The incoherences of the poem are inextricable from the grandness of its ambition. Williams is in the middle of his epic Paterson at this time, and, at sixty years old, heading into new territory. His doctor son has yet to be discharged from the military, and Williams is caring for both his own and his son’s patients. We know from his letters that he responded anxiously to the increased political instability that resulted from the atom bomb and the beginning of the Cold War.

Williams reacts against this press of literary, personal, and social demands by grasping in many directions. He wants to address the threatened post-war world, but has yet to finish with a complex group of abstractions that had obsessed him for years. In many ways, the poem presents ideas about things, reversing Williams’s own credo. His customary impatience with literary convention combines with his sense of urgency to produce a brisk shorthand that resembles the method of Ezra Pound’s Cantos, but with more improvisation and larger leaps. He is still working out a vision of a new mongrel world being whelped. The heroes of Williams’s pantheon do not wear the mantle of received authority that Pound’s or
T. S. Eliot’s figures wear. Like everything in Williams, they remain quick and elusive, irreducible because they are as multidimensional as life.

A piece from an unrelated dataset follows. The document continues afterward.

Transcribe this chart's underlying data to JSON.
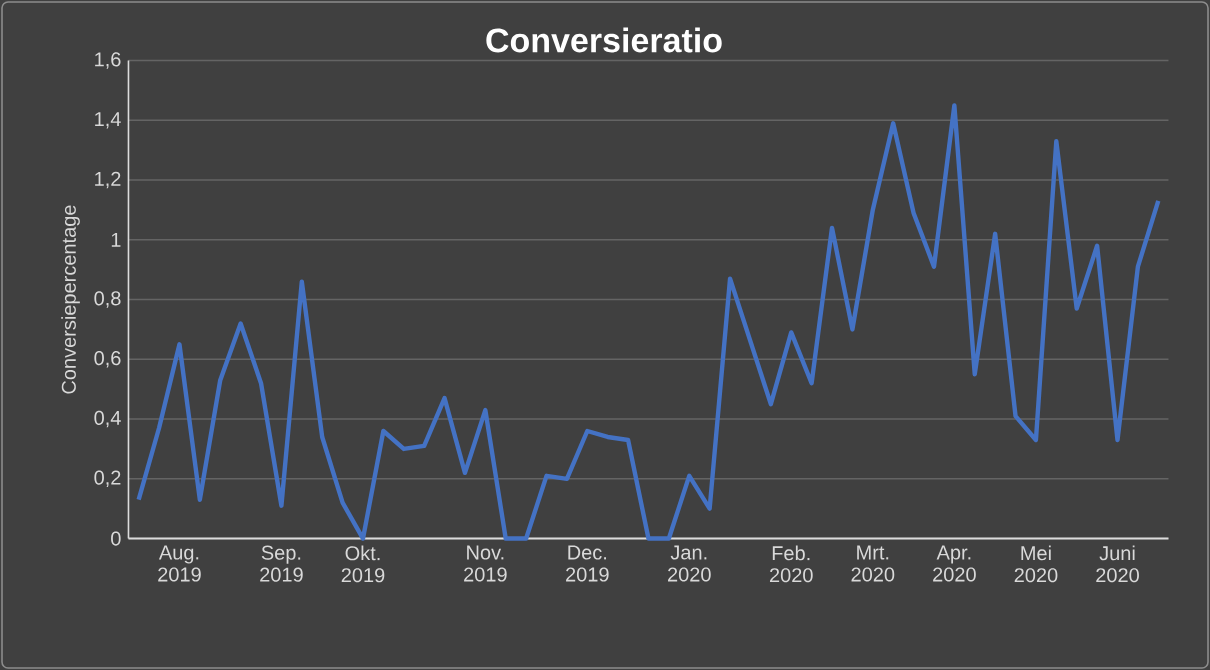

What is the writing assignment? After we read the Williams poem with Frank O’Hara’s “Ode to Joy,” I ask students to compose a poem that might be sung in celebration, an ode to joy. It may be assembled from bits and pieces, and doesn’t have to be logical. Indeed, in the vision from Keats that Williams and O’Hara inherited, the joy that surrounds things of beauty also liberates us from the cold eye of common sense.

I don’t expect students to compose large masterpieces within the two weeks allotted for this assignment, and the poems I have received from it have been modest. But the quicksilver dartings of Williams’s imagination can be liberating to students constrained by traditional notions of narrative. I encourage them to be reckless, to open their celebratory songs to whatever attracts them. As they struggle to shape the hodgepodge that often results, they learn that writing poems is not only a craft to be mastered, but also an exciting experiment with unpredictable results.


1. William Carlos Williams, The Selected Letters of William Carlos Williams, John C. Thirlwall, ed. (New York: New Directions, 1984), p. 57.